ども。nacanonです。
DTMでの制作時にミックスで何かもの足りない感じがして、音を埋めたい時が下記のようにあったりしませんか。
- ボーカル、ギター、ベースなど少数編成の音源で楽器を増やさず、空間を埋めたい。
- レコーディング後、再度レコーディングせず音源に空間に広がり持たせたい。
(もう1回レコーディングしろ!ってお声は受け止めます)
そんな時、「ハース効果」が使えそうです。
ハース効果はHelmut Hass氏が証明した先行音効果で異なる方向から同じ音が聞こえた時、最初にくる音によって音の方向性を持たせる効果の事。
応用してPAで広い会場などの時に使われたりするらしいです。
なるほどわからん。

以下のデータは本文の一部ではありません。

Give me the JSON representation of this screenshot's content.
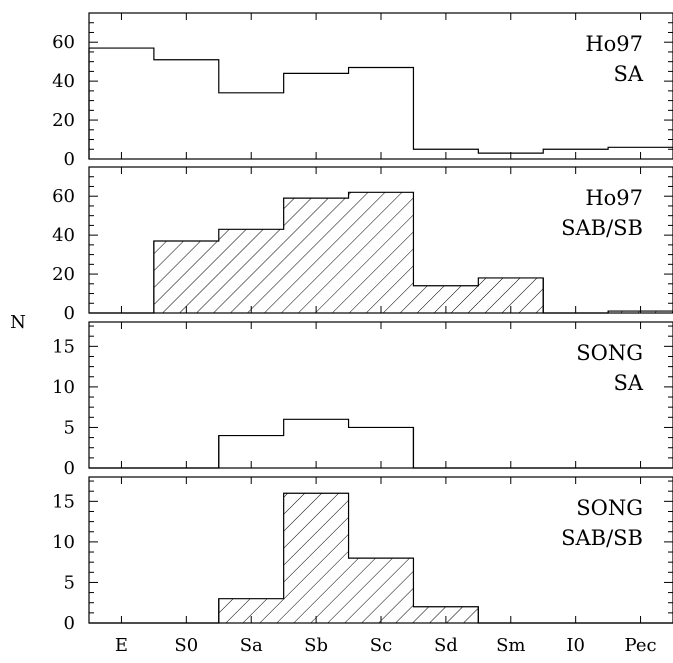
{
  "chart_data": {
    "type": "bar",
    "style": "step-histogram",
    "shared_ylabel": "N",
    "categories": [
      "E",
      "S0",
      "Sa",
      "Sb",
      "Sc",
      "Sd",
      "Sm",
      "I0",
      "Pec"
    ],
    "panels": [
      {
        "label_lines": [
          "Ho97",
          "SA"
        ],
        "hatched": false,
        "ylim": [
          0,
          75
        ],
        "yticks": [
          0,
          20,
          40,
          60
        ],
        "values": [
          57,
          51,
          34,
          44,
          47,
          5,
          3,
          5,
          6
        ]
      },
      {
        "label_lines": [
          "Ho97",
          "SAB/SB"
        ],
        "hatched": true,
        "ylim": [
          0,
          75
        ],
        "yticks": [
          0,
          20,
          40,
          60
        ],
        "values": [
          0,
          37,
          43,
          59,
          62,
          14,
          18,
          0,
          1
        ]
      },
      {
        "label_lines": [
          "SONG",
          "SA"
        ],
        "hatched": false,
        "ylim": [
          0,
          18
        ],
        "yticks": [
          0,
          5,
          10,
          15
        ],
        "values": [
          0,
          0,
          4,
          6,
          5,
          0,
          0,
          0,
          0
        ]
      },
      {
        "label_lines": [
          "SONG",
          "SAB/SB"
        ],
        "hatched": true,
        "ylim": [
          0,
          18
        ],
        "yticks": [
          0,
          5,
          10,
          15
        ],
        "values": [
          0,
          0,
          3,
          16,
          8,
          2,
          0,
          0,
          0
        ]
      }
    ]
  }
}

まあ百聞は一見に如かずでやってみましょう。
目次
ハース効果を検証してみる。
①左右トラックに定位を振りきってる状態
1つのモノラル音源をコピーし2トラック用意し、真ん中から、音が聞こえるようにしている状態(左右に定位を振る)を作成します。
これを元に検証してみましょう。
②右トラックの音を28ミリ秒遅くした状態
次に右トラックの音を28ミリ秒ほど遅くしてやると音像はスピーカの中央から左に定位しているように聞こえます。
この効果のポイントは焦点として左に定位しつつも空間的に右まで広がっている点です。
③右トラックの音を28ミリ秒遅くして、6db音量を下げた状態
さらに先ほどの遅らせた右トラックの音を6dBほど減衰させると、
左トラックの定位感はそのままで右トラックは目立たなくなり、
より自然に聴こえるので隠し味的に空間を埋めるのに最適ですね。
検証した音源のようにギター1本やピアノ単独などの時に使えそうですね。
④右トラックの音を28ミリ秒遅くして、6db音量を上げた状態
今度は逆に右トラックの音を6dBほど上げてみると、個々のスピーカーのセッティングなどによる差は出ると思いますが、左に定位しているものの右が目立ってきてよくわからない定位感になってきています。
これはケースバイケースでアリかもしれません。
おそらくpinbackがうまくハース効果を使っている気がしました。
名曲「Penelope」なんかはボーカルの音像が独特ですね。
まとめ
ハース効果の条件をまとめます。
- 同じ波形の音が二つあること(AとBとします)
- AとBの音のズレがおよそ1~35ミリ秒以内であること
- 遅延しているBの音がAの音よりも約10dB以内の音量差であること。
Bの音つまり、遅らせている音は指向性を示さないけど、
空間的な役割を担っていることがおわかりいただけたと思います。
しかし、今回検証したように愚直にやってしまうと、コムフィルタ効果が生まれてしまったりする原因になるので、一度ステレオ→モノラルにして注意して使うのが吉ですかね。(愚直にやるにしても③の検証が無難ですね)
他のトラックとの兼ね合いやモノラルで聴く場合を考慮すると、
EQやピッチを微調整する必要がありそうです。
ハース効果については下記の書籍「Mixing Audio」を参考に検証しました。
その他、ミックスにおけるソフトからハードまでのツール、エフェクトの扱いからその歴史や音響的な知識までかなり掘り下げていて、
とても為になる書籍でかなりオススメです。
最後によく音楽における感性やら、
音楽理論についてしばしば2元論的に語られることがあります。
しかし、そこに至るまでに音の物理的作用が、
前提にあると言うことも視野に入れてみるとわくわくするかもしれません。
いやしかし、改めて人間の耳って面白いですね。それではまた。